I used to be happy in this place, she thought. Then she lit the cigarette she was holding in her hand and turned away.
It was all indicative, really it was.
He had asked her for an explanation of what she had done to Mother Mary Bellarmine and she had given him an answer calculated to make no sense and he had not pursued it.
He considered her such a flake that it wasn’t worth his time to unravel why she did what she did, when or to whom.
He was so wrapped up in himself, he didn’t have time to puzzle out anyone else’s behavior or to consider it even for a moment in any light but the one that reflected on himself. To Henry, what Nancy had done to Mother Mary Bellarmine was to commit an act that got Henry Hare thrown out of a reception given by the Sisters of Divine Grace.
It all went around and around and it never got any better, and Nancy was sure it wouldn’t get better if she told him she hadn’t had a reason at all for throwing those flowers on Mother Mary Bellarmine.
“What are you staring at?” Henry demanded now.
Nancy decided to let that one ride, too.
If she started getting the hots for Henry Hare again, she was only going to come to grief.
2
IT WAS ELEVEN FIFTEEN on Mother’s Day night, and Sarabess Coltrane was worried. She was worried about where she was—which was on a dark street in downtown Philadelphia, alone, standing under a street lamp that seemed to have been dimmed down in front of a door that seemed to be lit by a spotlight—and about what she was about to do. She was afraid that when she went upstairs in this building somebody—a security guard or a secretary or somebody—would make her go away again. She was worried that when she saw Norman Kevic, he wouldn’t remember who she was. Most of all, however, she was worried about the conversation she had had with Sister Catherine Grace that afternoon, and with Norman Kevic too, when they were all working on the roses.

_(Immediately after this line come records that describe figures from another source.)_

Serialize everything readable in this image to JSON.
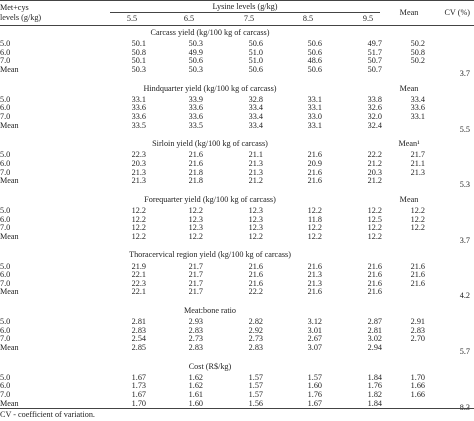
{
  "header": {
    "row_header_line1": "Met+cys",
    "row_header_line2": "levels (g/kg)",
    "lysine_header": "Lysine levels (g/kg)",
    "lysine_levels": [
      "5.5",
      "6.5",
      "7.5",
      "8.5",
      "9.5"
    ],
    "mean_label": "Mean",
    "cv_label": "CV (%)"
  },
  "sections": [
    {
      "title": "Carcass yield (kg/100 kg of carcass)",
      "mean_col_header": "",
      "rows": [
        {
          "label": "5.0",
          "values": [
            "50.1",
            "50.3",
            "50.6",
            "50.6",
            "49.7"
          ],
          "mean": "50.2",
          "cv": ""
        },
        {
          "label": "6.0",
          "values": [
            "50.8",
            "49.9",
            "51.0",
            "50.6",
            "51.7"
          ],
          "mean": "50.8",
          "cv": ""
        },
        {
          "label": "7.0",
          "values": [
            "50.1",
            "50.6",
            "51.0",
            "48.6",
            "50.7"
          ],
          "mean": "50.2",
          "cv": ""
        },
        {
          "label": "Mean",
          "values": [
            "50.3",
            "50.3",
            "50.6",
            "50.6",
            "50.7"
          ],
          "mean": "",
          "cv": "3.7"
        }
      ]
    },
    {
      "title": "Hindquarter yield (kg/100 kg of carcass)",
      "mean_col_header": "Mean",
      "rows": [
        {
          "label": "5.0",
          "values": [
            "33.1",
            "33.9",
            "32.8",
            "33.1",
            "33.8"
          ],
          "mean": "33.4",
          "cv": ""
        },
        {
          "label": "6.0",
          "values": [
            "33.6",
            "33.6",
            "33.4",
            "33.1",
            "32.6"
          ],
          "mean": "33.6",
          "cv": ""
        },
        {
          "label": "7.0",
          "values": [
            "33.6",
            "33.6",
            "33.4",
            "33.0",
            "32.0"
          ],
          "mean": "33.1",
          "cv": ""
        },
        {
          "label": "Mean",
          "values": [
            "33.5",
            "33.5",
            "33.4",
            "33.1",
            "32.4"
          ],
          "mean": "",
          "cv": "5.5"
        }
      ]
    },
    {
      "title": "Sirloin yield (kg/100 kg of carcass)",
      "mean_col_header": "Mean¹",
      "rows": [
        {
          "label": "5.0",
          "values": [
            "22.3",
            "21.6",
            "21.1",
            "21.6",
            "22.2"
          ],
          "mean": "21.7",
          "cv": ""
        },
        {
          "label": "6.0",
          "values": [
            "20.3",
            "21.6",
            "21.3",
            "20.9",
            "21.2"
          ],
          "mean": "21.1",
          "cv": ""
        },
        {
          "label": "7.0",
          "values": [
            "21.3",
            "21.8",
            "21.3",
            "21.6",
            "20.3"
          ],
          "mean": "21.3",
          "cv": ""
        },
        {
          "label": "Mean",
          "values": [
            "21.3",
            "21.8",
            "21.2",
            "21.6",
            "21.2"
          ],
          "mean": "",
          "cv": "5.3"
        }
      ]
    },
    {
      "title": "Forequarter yield (kg/100 kg of carcass)",
      "mean_col_header": "Mean",
      "rows": [
        {
          "label": "5.0",
          "values": [
            "12.2",
            "12.2",
            "12.3",
            "12.2",
            "12.2"
          ],
          "mean": "12.2",
          "cv": ""
        },
        {
          "label": "6.0",
          "values": [
            "12.2",
            "12.3",
            "12.3",
            "11.8",
            "12.5"
          ],
          "mean": "12.2",
          "cv": ""
        },
        {
          "label": "7.0",
          "values": [
            "12.2",
            "12.3",
            "12.3",
            "12.2",
            "12.2"
          ],
          "mean": "12.2",
          "cv": ""
        },
        {
          "label": "Mean",
          "values": [
            "12.2",
            "12.2",
            "12.2",
            "12.2",
            "12.2"
          ],
          "mean": "",
          "cv": "3.7"
        }
      ]
    },
    {
      "title": "Thoracervical region yield (kg/100 kg of carcass)",
      "mean_col_header": "",
      "rows": [
        {
          "label": "5.0",
          "values": [
            "21.9",
            "21.7",
            "21.6",
            "21.6",
            "21.6"
          ],
          "mean": "21.6",
          "cv": ""
        },
        {
          "label": "6.0",
          "values": [
            "22.1",
            "21.7",
            "21.6",
            "21.3",
            "21.6"
          ],
          "mean": "21.6",
          "cv": ""
        },
        {
          "label": "7.0",
          "values": [
            "22.3",
            "21.7",
            "21.6",
            "21.3",
            "21.6"
          ],
          "mean": "21.6",
          "cv": ""
        },
        {
          "label": "Mean",
          "values": [
            "22.1",
            "21.7",
            "22.2",
            "21.6",
            "21.6"
          ],
          "mean": "",
          "cv": "4.2"
        }
      ]
    },
    {
      "title": "Meat:bone ratio",
      "mean_col_header": "",
      "rows": [
        {
          "label": "5.0",
          "values": [
            "2.81",
            "2.93",
            "2.82",
            "3.12",
            "2.87"
          ],
          "mean": "2.91",
          "cv": ""
        },
        {
          "label": "6.0",
          "values": [
            "2.83",
            "2.83",
            "2.92",
            "3.01",
            "2.81"
          ],
          "mean": "2.83",
          "cv": ""
        },
        {
          "label": "7.0",
          "values": [
            "2.54",
            "2.73",
            "2.73",
            "2.67",
            "3.02"
          ],
          "mean": "2.70",
          "cv": ""
        },
        {
          "label": "Mean",
          "values": [
            "2.85",
            "2.83",
            "2.83",
            "3.07",
            "2.94"
          ],
          "mean": "",
          "cv": "5.7"
        }
      ]
    },
    {
      "title": "Cost (R$/kg)",
      "mean_col_header": "",
      "rows": [
        {
          "label": "5.0",
          "values": [
            "1.67",
            "1.62",
            "1.57",
            "1.57",
            "1.84"
          ],
          "mean": "1.70",
          "cv": ""
        },
        {
          "label": "6.0",
          "values": [
            "1.73",
            "1.62",
            "1.57",
            "1.60",
            "1.76"
          ],
          "mean": "1.66",
          "cv": ""
        },
        {
          "label": "7.0",
          "values": [
            "1.67",
            "1.61",
            "1.57",
            "1.76",
            "1.82"
          ],
          "mean": "1.66",
          "cv": ""
        },
        {
          "label": "Mean",
          "values": [
            "1.70",
            "1.60",
            "1.56",
            "1.67",
            "1.84"
          ],
          "mean": "",
          "cv": "8.3"
        }
      ]
    }
  ],
  "footnote": "CV - coefficient of variation."
}
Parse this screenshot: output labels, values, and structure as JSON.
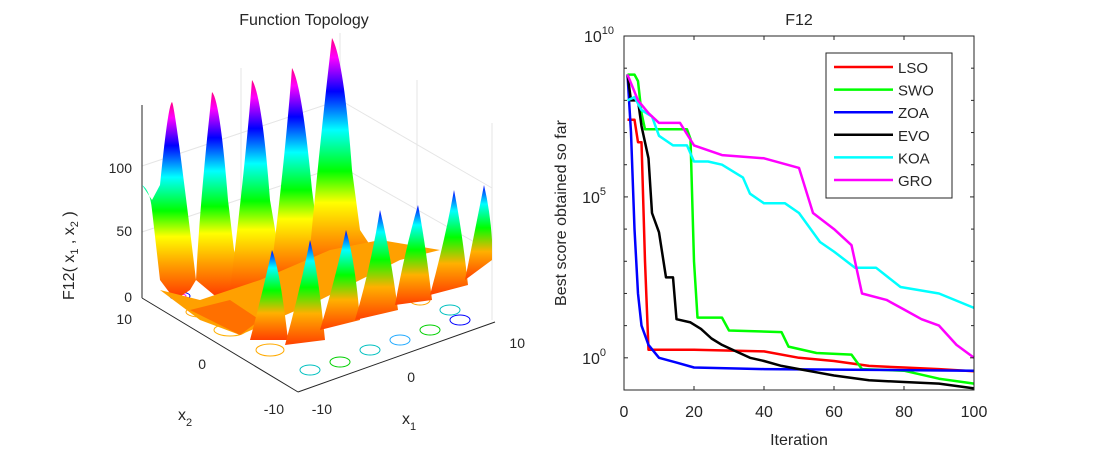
{
  "chart_data": [
    {
      "type": "surface3d",
      "title": "Function Topology",
      "xlabel": "x1",
      "ylabel": "x2",
      "zlabel": "F12( x1 , x2 )",
      "x_ticks": [
        "-10",
        "0",
        "10"
      ],
      "y_ticks": [
        "-10",
        "0",
        "10"
      ],
      "z_ticks": [
        "0",
        "50",
        "100"
      ],
      "xlim": [
        -10,
        10
      ],
      "ylim": [
        -10,
        10
      ],
      "zlim": [
        0,
        140
      ],
      "colormap": "hsv",
      "description": "Multimodal surface with tall ridges along one side, contour lines projected on the floor"
    },
    {
      "type": "line",
      "title": "F12",
      "xlabel": "Iteration",
      "ylabel": "Best score obtained so far",
      "yscale": "log",
      "xlim": [
        0,
        100
      ],
      "ylim_log10": [
        -1,
        10
      ],
      "x_ticks": [
        "0",
        "20",
        "40",
        "60",
        "80",
        "100"
      ],
      "y_ticks": [
        {
          "base": "10",
          "exp": "0"
        },
        {
          "base": "10",
          "exp": "5"
        },
        {
          "base": "10",
          "exp": "10"
        }
      ],
      "legend_position": "top-right",
      "series": [
        {
          "name": "LSO",
          "color": "#ff0000",
          "points_log10": [
            [
              1,
              7.4
            ],
            [
              3,
              7.4
            ],
            [
              4,
              6.7
            ],
            [
              5,
              6.7
            ],
            [
              6,
              3.0
            ],
            [
              7,
              0.25
            ],
            [
              20,
              0.25
            ],
            [
              40,
              0.2
            ],
            [
              50,
              0.0
            ],
            [
              60,
              -0.1
            ],
            [
              70,
              -0.25
            ],
            [
              80,
              -0.3
            ],
            [
              90,
              -0.35
            ],
            [
              100,
              -0.42
            ]
          ]
        },
        {
          "name": "SWO",
          "color": "#00ff00",
          "points_log10": [
            [
              1,
              8.8
            ],
            [
              3,
              8.8
            ],
            [
              4,
              8.6
            ],
            [
              5,
              7.6
            ],
            [
              6,
              7.1
            ],
            [
              18,
              7.1
            ],
            [
              19,
              6.8
            ],
            [
              20,
              3.0
            ],
            [
              21,
              1.25
            ],
            [
              28,
              1.25
            ],
            [
              30,
              0.85
            ],
            [
              45,
              0.8
            ],
            [
              47,
              0.35
            ],
            [
              55,
              0.15
            ],
            [
              65,
              0.1
            ],
            [
              68,
              -0.35
            ],
            [
              80,
              -0.4
            ],
            [
              90,
              -0.65
            ],
            [
              100,
              -0.8
            ]
          ]
        },
        {
          "name": "ZOA",
          "color": "#0000ff",
          "points_log10": [
            [
              1,
              8.8
            ],
            [
              2,
              7.0
            ],
            [
              3,
              4.0
            ],
            [
              4,
              2.0
            ],
            [
              5,
              1.0
            ],
            [
              7,
              0.4
            ],
            [
              10,
              0.0
            ],
            [
              15,
              -0.15
            ],
            [
              20,
              -0.3
            ],
            [
              40,
              -0.35
            ],
            [
              100,
              -0.4
            ]
          ]
        },
        {
          "name": "EVO",
          "color": "#000000",
          "points_log10": [
            [
              1,
              8.8
            ],
            [
              2,
              8.0
            ],
            [
              4,
              8.0
            ],
            [
              5,
              7.2
            ],
            [
              7,
              6.2
            ],
            [
              8,
              4.5
            ],
            [
              10,
              3.9
            ],
            [
              12,
              2.5
            ],
            [
              14,
              2.5
            ],
            [
              15,
              1.2
            ],
            [
              19,
              1.1
            ],
            [
              22,
              0.9
            ],
            [
              25,
              0.6
            ],
            [
              28,
              0.4
            ],
            [
              32,
              0.2
            ],
            [
              36,
              0.0
            ],
            [
              40,
              -0.1
            ],
            [
              45,
              -0.25
            ],
            [
              50,
              -0.35
            ],
            [
              55,
              -0.45
            ],
            [
              60,
              -0.55
            ],
            [
              70,
              -0.7
            ],
            [
              80,
              -0.75
            ],
            [
              90,
              -0.8
            ],
            [
              100,
              -0.95
            ]
          ]
        },
        {
          "name": "KOA",
          "color": "#00ffff",
          "points_log10": [
            [
              1,
              8.0
            ],
            [
              3,
              8.1
            ],
            [
              5,
              7.7
            ],
            [
              8,
              7.5
            ],
            [
              10,
              6.9
            ],
            [
              14,
              6.6
            ],
            [
              18,
              6.6
            ],
            [
              20,
              6.1
            ],
            [
              24,
              6.1
            ],
            [
              28,
              6.0
            ],
            [
              34,
              5.6
            ],
            [
              36,
              5.1
            ],
            [
              40,
              4.8
            ],
            [
              46,
              4.8
            ],
            [
              50,
              4.5
            ],
            [
              56,
              3.6
            ],
            [
              60,
              3.3
            ],
            [
              66,
              2.8
            ],
            [
              72,
              2.8
            ],
            [
              79,
              2.2
            ],
            [
              90,
              2.0
            ],
            [
              100,
              1.55
            ]
          ]
        },
        {
          "name": "GRO",
          "color": "#ff00ff",
          "points_log10": [
            [
              1,
              8.8
            ],
            [
              4,
              8.0
            ],
            [
              7,
              7.6
            ],
            [
              10,
              7.3
            ],
            [
              16,
              7.3
            ],
            [
              20,
              6.6
            ],
            [
              28,
              6.3
            ],
            [
              40,
              6.2
            ],
            [
              50,
              5.9
            ],
            [
              54,
              4.5
            ],
            [
              60,
              4.0
            ],
            [
              65,
              3.5
            ],
            [
              68,
              2.0
            ],
            [
              75,
              1.8
            ],
            [
              80,
              1.5
            ],
            [
              85,
              1.2
            ],
            [
              90,
              1.0
            ],
            [
              95,
              0.4
            ],
            [
              100,
              0.0
            ]
          ]
        }
      ]
    }
  ]
}
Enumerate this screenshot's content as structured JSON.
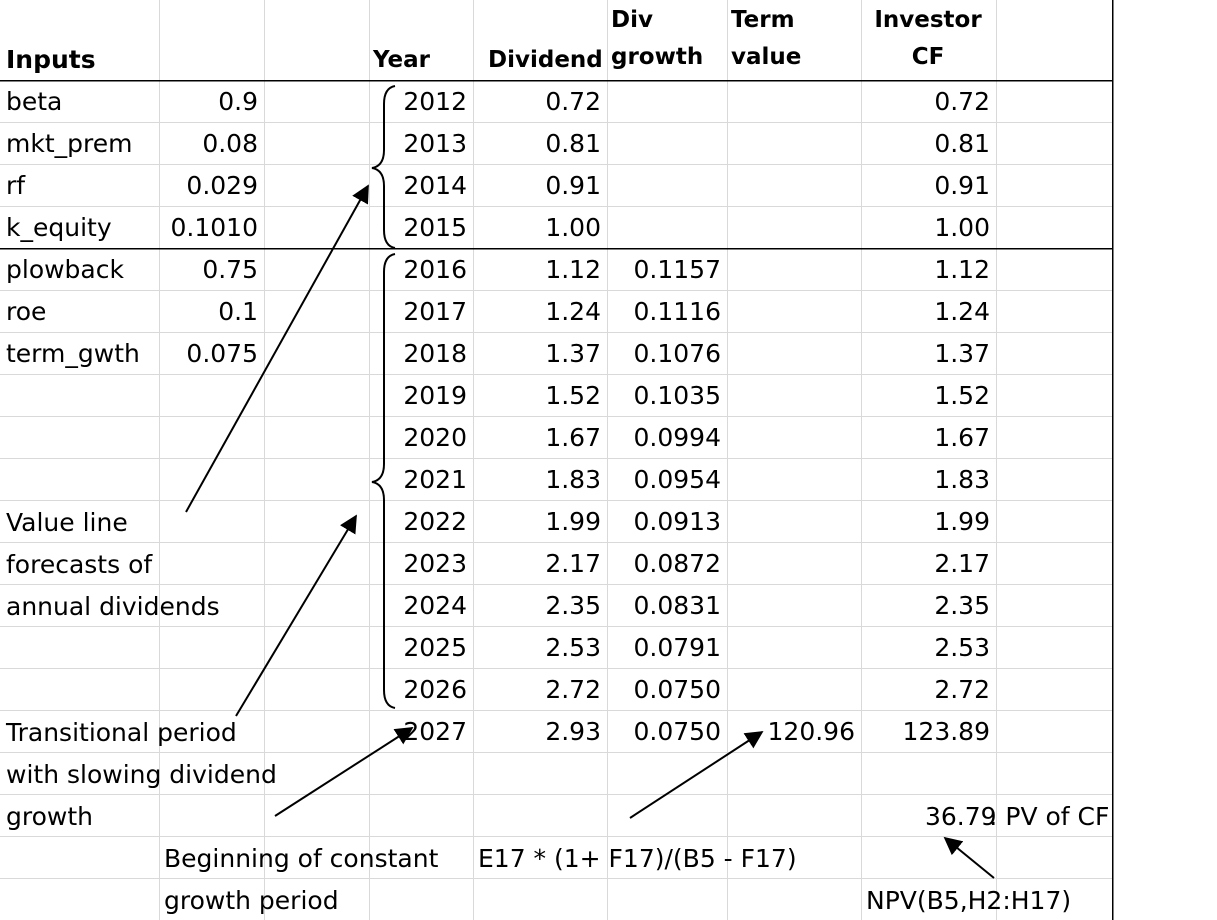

Sister Joan Esther was lying dead, and it had all happened exactly the way Sarabess and Catherine Grace had imagined it would. Norman Kevic had to remember that. They had gone into it all in detail. So far he hadn’t told the police, but Sarabess was sure he was going to. He would have to. He was famous and he probably had a stake in being a good citizen. Once he told, Sarabess was sure she’d be in all sorts of trouble, and Catherine Grace, too, because that police lieutenant was a real loose cannon, as Sister Scholastica had been saying all afternoon. Actually, Sister Scholastica had been saying a few other—and stronger—things, but it embarrassed Sarabess to remember them. Nuns weren’t supposed to talk like that.
If I don’t go in now, I’ll never go in at all, she thought.
She forced herself away from the lamppost and into the puddle of shadow just beyond it—surely it was much too small a puddle to contain a murderer or a rapist or a mugger or anything else human—and went to the door. The door was made of glass and framed in brass with the WXVE lightning logo etched into the glass just above the brass handlebar. Sarabess pushed against the handlebar, holding her breath. The door could have been locked. She had been listening to Norman Kevic live all the way into the city from St. Elizabeth’s. She had been listening to him while she parked her car and while she walked down the street to this door. She had been listening to him through the earphone of her little Japanese radio right. Up until about ten minutes ago, when she had started to work up her courage to go inside. Norman Kevic had to be in this building, but that didn’t mean the building wasn’t locked.